Pamirs d'avril - Prélude

Tadjikistan, frontière Ouzbek - Douchanbe - Kalaikum // Début Avril 2018

Et c'est pas un poisson ! D'autant plus que nous sommes largement au dessus du niveau de la mer, à 4000 m d'altitude en moyenne. Les Pamirs c'est un peu une petite excroissance de l'Himalaya, un massif et des plateaux magnifiques traversés par la mythique M41, la Pamir Highway. Nous choisissons donc de nous aventurer sur cette route pour relier, non sans détour, Douchanbé, au Tadjikistan, à Osh au Kirgizstan. Pour se faire, Maxime ( le frangin) a décidé de mettre son vélo dans un carton et de nous rejoindre en avion. 

Voilà un peu vers quoi nos pensées vagabondent lorsque nous entrons au Tadjikistan. On est le 3 avril. Nous resterons à Douchanbé jusqu'au 8 avril, afin de préparer au mieux notre expédition, puis nous aurons 5 jours de vélo pour atteindre le point de rendez-vous familial : Kalaikoum.

Nos premières impressions tadjiques sont assez étonnantes. Alors que nous venons de la campagne ouzbèk, aux infrastructures bien défoncées, le Tadjikistan est étrangement pimpant et moderne! Asphalte on ne peut plus lisse, bosquets fleuris et gazon tout au long de la route, voitures flambantes, et surtout d'immenses affiches tous les 5m pour mettre un scène un monsieur à l'air occidental, à la bonne mine et aux sourcils fournis, j'ai nommé monsieur le dictateur bien-aimé depuis plus de 20 ans! Nos vélos nous mènent à Hissar pour faire la seule visite historique que nous ferons au Tadjikistan. Une belle forteresse joliment rénovée, mais qui abrite un mini parc d'attraction. 
Ayant du mal à trouver notre chemin et à nous faire comprendre, nous saisissons à pleine main la perche tendue par un énorme 4x4 qui nous demande dans un anglais impeccable "Do you need help?" "Yes!!! We are looking for the castle!" .... blablabla ... " And do you know if we can camp there?" On est pas loin de Douchanbé, dans la plaine, et trouver un spot bivouac ne s'annonce pas simple. "You can come to our place!" " Oh nice, do you have a garden?" "No but we have a very big house, you can sleep there!" Génial, Tara et Djamched ont aussi un sauna, une piscine en construction, une salle de sport, une chambre avec un king size bed et une salle de bain juste pour nous.
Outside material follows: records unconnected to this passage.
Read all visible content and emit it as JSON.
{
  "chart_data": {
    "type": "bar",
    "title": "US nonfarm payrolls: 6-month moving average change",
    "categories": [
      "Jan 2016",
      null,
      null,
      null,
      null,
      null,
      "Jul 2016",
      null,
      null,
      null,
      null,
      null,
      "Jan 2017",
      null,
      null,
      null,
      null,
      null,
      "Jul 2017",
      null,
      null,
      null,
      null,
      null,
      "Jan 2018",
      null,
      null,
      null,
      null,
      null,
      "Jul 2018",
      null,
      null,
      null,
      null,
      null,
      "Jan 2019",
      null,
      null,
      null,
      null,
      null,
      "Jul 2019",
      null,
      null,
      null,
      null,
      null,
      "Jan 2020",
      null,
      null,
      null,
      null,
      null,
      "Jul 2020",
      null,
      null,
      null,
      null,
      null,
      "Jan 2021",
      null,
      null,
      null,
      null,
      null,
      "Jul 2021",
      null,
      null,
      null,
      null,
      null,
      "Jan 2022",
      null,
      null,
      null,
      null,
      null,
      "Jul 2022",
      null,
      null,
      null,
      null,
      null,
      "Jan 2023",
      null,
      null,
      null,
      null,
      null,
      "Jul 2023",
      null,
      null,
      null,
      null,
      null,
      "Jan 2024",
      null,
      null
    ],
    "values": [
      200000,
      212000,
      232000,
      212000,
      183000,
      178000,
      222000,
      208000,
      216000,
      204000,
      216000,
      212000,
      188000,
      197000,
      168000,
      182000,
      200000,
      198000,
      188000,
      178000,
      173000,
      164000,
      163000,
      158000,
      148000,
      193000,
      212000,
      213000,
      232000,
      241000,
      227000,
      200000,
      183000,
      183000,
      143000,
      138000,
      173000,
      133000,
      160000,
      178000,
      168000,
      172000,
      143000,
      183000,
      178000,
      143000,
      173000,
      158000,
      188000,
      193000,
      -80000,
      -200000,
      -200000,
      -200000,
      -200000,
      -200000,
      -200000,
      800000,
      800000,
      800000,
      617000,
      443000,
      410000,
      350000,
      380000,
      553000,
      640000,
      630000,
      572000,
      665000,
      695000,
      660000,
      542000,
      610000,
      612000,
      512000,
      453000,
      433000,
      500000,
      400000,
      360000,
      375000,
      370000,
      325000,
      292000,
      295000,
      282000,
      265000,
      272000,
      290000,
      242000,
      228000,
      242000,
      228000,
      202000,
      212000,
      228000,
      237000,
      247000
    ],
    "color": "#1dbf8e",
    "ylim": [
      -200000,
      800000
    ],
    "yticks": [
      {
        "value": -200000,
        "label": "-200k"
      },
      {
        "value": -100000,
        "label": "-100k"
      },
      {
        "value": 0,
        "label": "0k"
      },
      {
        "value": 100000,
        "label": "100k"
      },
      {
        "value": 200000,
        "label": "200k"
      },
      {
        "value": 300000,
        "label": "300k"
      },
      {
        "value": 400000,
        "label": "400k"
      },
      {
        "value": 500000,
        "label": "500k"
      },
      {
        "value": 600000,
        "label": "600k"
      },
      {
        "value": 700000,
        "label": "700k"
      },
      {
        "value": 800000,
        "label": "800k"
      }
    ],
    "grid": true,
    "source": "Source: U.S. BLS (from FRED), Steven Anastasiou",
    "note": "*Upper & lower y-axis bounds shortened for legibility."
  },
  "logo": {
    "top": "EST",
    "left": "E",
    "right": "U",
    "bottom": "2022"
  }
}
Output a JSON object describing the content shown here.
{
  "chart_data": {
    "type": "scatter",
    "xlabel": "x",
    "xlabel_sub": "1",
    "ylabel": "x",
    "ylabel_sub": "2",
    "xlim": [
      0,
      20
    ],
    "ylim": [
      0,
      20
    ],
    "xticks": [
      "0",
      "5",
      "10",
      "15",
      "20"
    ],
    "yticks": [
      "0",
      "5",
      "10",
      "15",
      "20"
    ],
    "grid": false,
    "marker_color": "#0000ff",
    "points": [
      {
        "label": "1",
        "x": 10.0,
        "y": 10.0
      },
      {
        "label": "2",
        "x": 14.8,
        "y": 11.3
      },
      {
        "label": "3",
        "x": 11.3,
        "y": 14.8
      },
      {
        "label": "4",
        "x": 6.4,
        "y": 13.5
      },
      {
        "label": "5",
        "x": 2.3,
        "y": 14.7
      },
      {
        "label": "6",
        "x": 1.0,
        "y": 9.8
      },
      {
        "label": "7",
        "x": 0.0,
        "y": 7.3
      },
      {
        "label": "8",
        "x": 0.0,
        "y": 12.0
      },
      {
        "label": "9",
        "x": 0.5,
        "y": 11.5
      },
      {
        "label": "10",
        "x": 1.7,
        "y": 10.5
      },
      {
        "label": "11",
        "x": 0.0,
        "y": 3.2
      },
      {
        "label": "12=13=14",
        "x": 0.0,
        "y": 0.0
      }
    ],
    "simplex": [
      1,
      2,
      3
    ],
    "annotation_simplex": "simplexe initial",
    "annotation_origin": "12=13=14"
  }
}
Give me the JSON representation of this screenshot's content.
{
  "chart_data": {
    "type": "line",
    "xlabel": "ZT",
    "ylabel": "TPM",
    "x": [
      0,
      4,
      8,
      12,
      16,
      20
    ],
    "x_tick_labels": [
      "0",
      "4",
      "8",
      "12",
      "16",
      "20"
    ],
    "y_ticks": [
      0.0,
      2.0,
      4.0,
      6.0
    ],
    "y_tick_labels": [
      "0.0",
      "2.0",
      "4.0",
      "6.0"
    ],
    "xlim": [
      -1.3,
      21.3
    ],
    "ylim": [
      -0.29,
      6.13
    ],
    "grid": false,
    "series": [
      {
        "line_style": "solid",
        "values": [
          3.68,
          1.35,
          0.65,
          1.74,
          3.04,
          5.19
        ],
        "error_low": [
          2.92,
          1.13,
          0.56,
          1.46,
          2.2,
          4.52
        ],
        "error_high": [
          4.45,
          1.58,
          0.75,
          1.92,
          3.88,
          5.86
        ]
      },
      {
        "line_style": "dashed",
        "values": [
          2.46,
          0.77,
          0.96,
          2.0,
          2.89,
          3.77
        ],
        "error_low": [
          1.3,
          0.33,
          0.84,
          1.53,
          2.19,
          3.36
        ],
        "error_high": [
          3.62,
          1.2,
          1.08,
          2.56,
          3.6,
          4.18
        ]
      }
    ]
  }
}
Qu'est-ce qu'on apprécie ce confort ! Mais le confort n'exclut pas la tradition : la soirée est originale, puisqu'Alexis est invité à une grosse chouille chez le voisin, tandis que je passe la soirée à la cuisine avec les femmes et les enfants. Ceci dit, Tara est professeur d'anglais ce qui me fait une belle entrée en matière pour découvrir ce pays et sa culture, tandis qu'Alexis devra user de son talent de comédien pour faire comprendre à ces copains de ralentir la cadence de bolinettes de vodka.
Ambiance chargée

Ambiance plus soft

Je découvre donc que suite à l'effondrement du bloc soviétique, le Tadjikistan vit 10 ans de guerre civile très meurtrière ( et absolument pas médiatisée. Quelqu'un s'en souvient ?! c'est pas vieux pourtant). Tara me raconte, écoles fermées pendant plusieurs années, pas d'électricité, la fermeture de la frontière avec l'Ouzbékistan alors que Boukhara et Samarkand sont majoritairement tadjikes, la discrimination des Pamiris, etc... Devant mon interrogation face à l'omniprésence d'images présidentielles sur les 30 premiers km, Tara m'exprime son profond respect pour son président-dictateur-depuis-plus-de-20-ans ( auparavant à la tête du parti soviétique au Tadjikistan) C'est lui qui a trouvé une issue à la guerre civile et qui a permis au pays de se moderniser. Effectivement Douchanbé tient très bien son rôle de façade, ce qui nous rappelle de manière moindre le Turkménistan. La ville ressemble à un grand parc où l'on aurait disposé des bâtiments dedans. Tout pour exprimer la grandeur : allées monumentales, statues géantes, bâtiments gouvernementaux immenses, parterres fleuris sur des hectares.

La pastèque





 Dire qu'il y a 30 ans Douchanbé n'était qu'un village qui portait le nom de son jour de marché. Douchanbé veut dire lundi! Intéressant de percevoir comment chaque ancienne république de l'URSS prend son chemin vers le 21eme siècle et gère la transition post-soviétique. Étrange de penser que le Tadjikistan est le pays le plus pauvre d'Asie centrale, ayant pour seule ressource naturelle la réserve d'eau alimentée par les Pamirs. Que très peu de jeunes ont la chance d'aller à l'Université, que certains ecoliers marchent 12 km pour aller à l'école, qu'une femme non mariée et donc sans enfants n'est pas considérée par la société.
Trojan et Natasha qui nous hébergent viennent ajouter quelques observations à ce tableau : pas de liberté de presse, interdiction de fumer dans la rue, interdiction de porter la barbe si tu as moins de 60 ans, interdiction de donner un concert même dans un bar si le groupe n'est pas validé par le gouvernement. À côté de ça, Douchanbé est une petite ville paisible et agréable à vivre. Et comme partout il y a la loi, et comment on vit avec : à défaut de concert dans un bar, nous irons à une soirée bœuf dans un appartement ! 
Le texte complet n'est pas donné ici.